Street in Dublin, Ireland

Fenian Street is a street in Dublin, Ireland.

==Location==
Fenian Street runs from Lincoln Place at the western end, to Hogan Place at the eastern end, parallel with Pearse Street.

==History==
Fenian Street was formally called Denzille or Denzil Street, first appearing on maps around 1770. It was named after Denzil Holles, 1st Baron Holles, one of the famous Five Members whom Charles I tried to arrest in the English House of Commons. It was renamed Fenian Street, after the Fenian Brotherhood, who operated from the street in the 1850s.

One notable resident in the early years of the 20th Century was Brigit Dowling, later Brigit Hitler, who was living here with her family when she and her father met Adolf Hitler's half-brother, Alois Hitler Jr., in 1909 at the Dublin Horse Show. Brigit and Alois later eloped to Liverpool, married and had a son, William Patrick, who later adopted the less controversial surname Stuart-Houston.

On 12 June 1963, 2a, 3, and 4 Fenian Street tenement houses collapsed.

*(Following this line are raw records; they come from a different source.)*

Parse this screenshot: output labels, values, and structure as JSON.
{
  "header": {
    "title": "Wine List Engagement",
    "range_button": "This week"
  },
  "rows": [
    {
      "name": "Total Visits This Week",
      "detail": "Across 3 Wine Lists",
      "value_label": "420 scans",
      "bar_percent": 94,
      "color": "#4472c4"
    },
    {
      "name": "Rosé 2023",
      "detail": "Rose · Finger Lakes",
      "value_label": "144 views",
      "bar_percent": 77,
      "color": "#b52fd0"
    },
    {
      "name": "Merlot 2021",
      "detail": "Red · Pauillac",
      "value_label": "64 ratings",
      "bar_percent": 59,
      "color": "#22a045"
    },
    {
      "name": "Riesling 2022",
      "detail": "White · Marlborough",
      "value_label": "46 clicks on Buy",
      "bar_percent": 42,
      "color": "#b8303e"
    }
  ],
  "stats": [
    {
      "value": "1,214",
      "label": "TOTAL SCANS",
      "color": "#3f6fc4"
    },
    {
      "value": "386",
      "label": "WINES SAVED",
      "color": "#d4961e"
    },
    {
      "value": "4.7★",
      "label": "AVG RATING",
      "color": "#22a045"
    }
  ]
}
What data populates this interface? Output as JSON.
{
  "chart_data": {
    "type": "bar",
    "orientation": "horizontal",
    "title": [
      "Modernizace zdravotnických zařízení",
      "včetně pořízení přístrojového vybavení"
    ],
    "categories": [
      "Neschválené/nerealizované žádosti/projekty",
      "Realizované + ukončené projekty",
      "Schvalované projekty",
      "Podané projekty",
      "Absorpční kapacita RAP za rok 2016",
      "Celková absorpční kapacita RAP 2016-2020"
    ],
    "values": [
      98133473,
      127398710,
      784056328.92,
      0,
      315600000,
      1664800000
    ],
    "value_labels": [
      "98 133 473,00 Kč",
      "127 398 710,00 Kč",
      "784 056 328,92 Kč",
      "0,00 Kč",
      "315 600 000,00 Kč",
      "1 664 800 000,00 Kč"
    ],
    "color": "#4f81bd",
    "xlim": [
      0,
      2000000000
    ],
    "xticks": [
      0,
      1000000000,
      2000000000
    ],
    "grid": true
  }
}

This resulted in the deaths of two young girls, Linda Byrne (aged 8) and Marion Vardy (aged 9), who were passing the building when it collapsed. The collapse was blamed on the fast drying out of water saturated bricks after a period of heavy rain, and prompted demands for poorly maintained and dangerous tenement buildings to be demolished. In the 18 months after the collapse on Fenian Street, over 1200 Georgian houses in Dublin were demolished.

==Architecture==
No. 25 Fenian Street is one of the oldest buildings in the area, predating the layout of nearby Merrion Square. Dating from the 17th century, the street would have been a coastal road at the time of construction, with the house facing the coastline and bay. The current building was first built in 1729 with a high pitched roof which was later amended to a more Palladian style. The building was subject to emergency remedial works in 2015.

Archer's Garage is a notable building on the corner of Fenian Street and Sandwith Street.